Early Epoch Metric-10 Measures
Retems, Margs, and other virtual measurements.
The early Community derived a system of measures from the OSI decimal metric system. In order to differentiate between virtual quantities and physical quantities, the name of each base unit was simply reversed in spelling, with the standard metric-10 nomenclature then applied. For example, a virtual meter would be referred to as a retem, a virtual kilometer a kiloretem, and so on. Virtual weights were likewise inverted (margs instead of grams), as were temperatures (eergeds instead of degrees), volumes (retils instead of liters), and so on.
Circadians and Diei
Because subjective time differs from objective time for each person, based on their performance of their personal Node, the complexity of the environ and software they are running, and the complexity of their own minds, Kyle devised two "quick and dirty" sets of units.
Subjective time is measured in circadians, where one circadian is one subjective "day" or 24-hour period. Subdivisions were derived from standard metric-10 nomenclature. Decicircadians ("decis") are one tenth of a circadian and analogous to hours. Millicircadians ("millis") are one thousandth of a circadian, analogous to minutes, and microcircadians ("micros") are one millionth of a circadian and analogous to seconds.
Objective time is measured in Diei (singular, Dies), the latin word for "day". One dies is defined as precisely 1/30 of a Terrestrial day. The size of this unit was chosen because people running on first generation autonomous Nodes experienced roughly thirty circadians per day. In retrospect the Community could have continued to use hours, minutes, and seconds to measure objective time, as they did when offloaded in the Physical, but by the time second generation Nodes were common, and diei no longer coincided with circadians, the measure had become standard. It also helped differentiate between time scales experienced in the Virtual versus those spent offline in the Physical.
Dates
Dates in the early Community were measured in Diei and expressed in metric-10 format in the following form (analogous old-world terminology is in parenthesis, and only serves as a very rough guide):
k.DDD-d:mm:uuu new Epoch
where k=kilodiei ("years"), DDD=diei ("days"), d=decidiei ("hours"), mm=millidiei ("minutes"), and uuu=microdiei ("seconds").

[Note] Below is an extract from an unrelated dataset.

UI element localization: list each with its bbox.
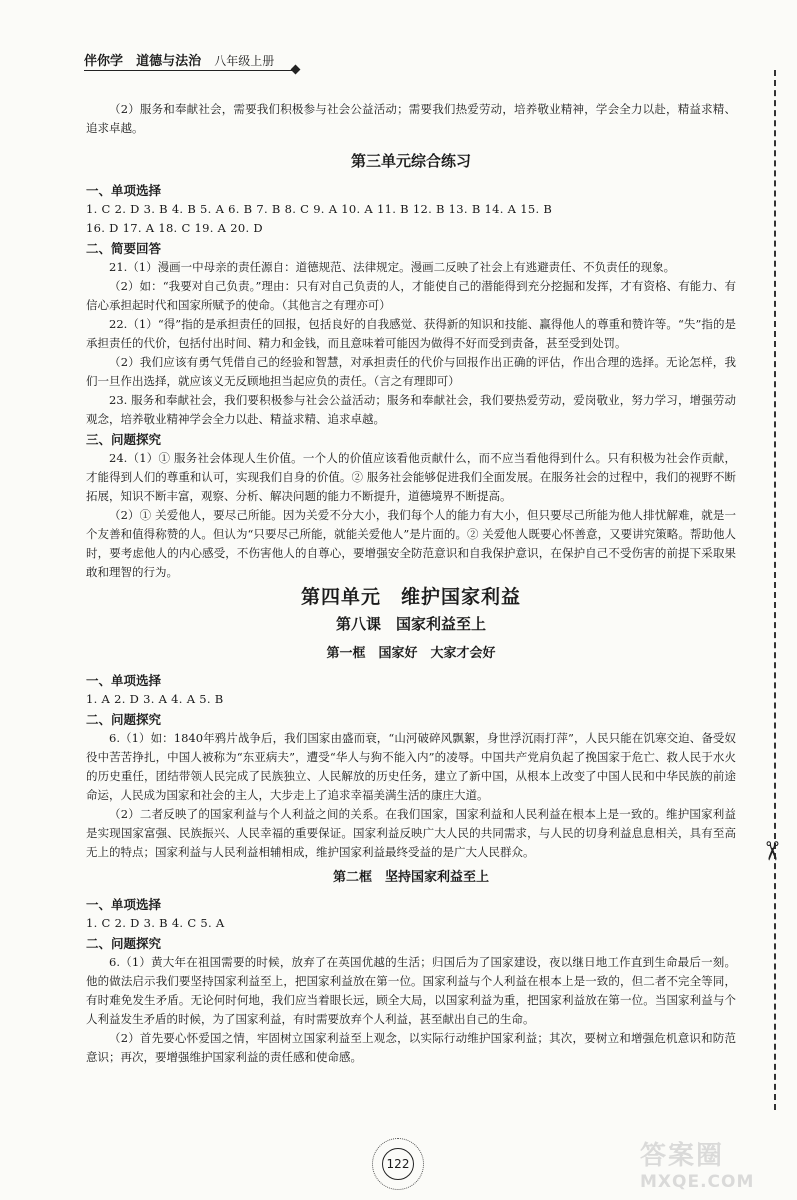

These analogous times ("years", etc.) are to be taken with a grain of salt. By the time second generation Nodes were in use, there were six circadians ("days") in a dies. "Dekas" (10-circadian "weeks"), "decis" (metric-10 "hours"), "millis" (metric-10 "minutes") and "micros" (metric-10 "seconds") all referred to circadians, not diei, for the very reason that diei diverged more and more from circadians as time went on. Still, when it comes to reading metric-10 new Epoch dates, these flawed analogies can help.
1.592-3:75:500 new Epoch
gives you the exact date as 1.592 kilodiei (the 592nd "day" of the 1st "year" at gen-one speeds) and the time (in metric-10 units) as 3:75:500. Of course, by the time generation three Nodes were in use, a singlie dies contained two dekacircadians, or "dekas" (metric-10 "weeks") of subjective experience.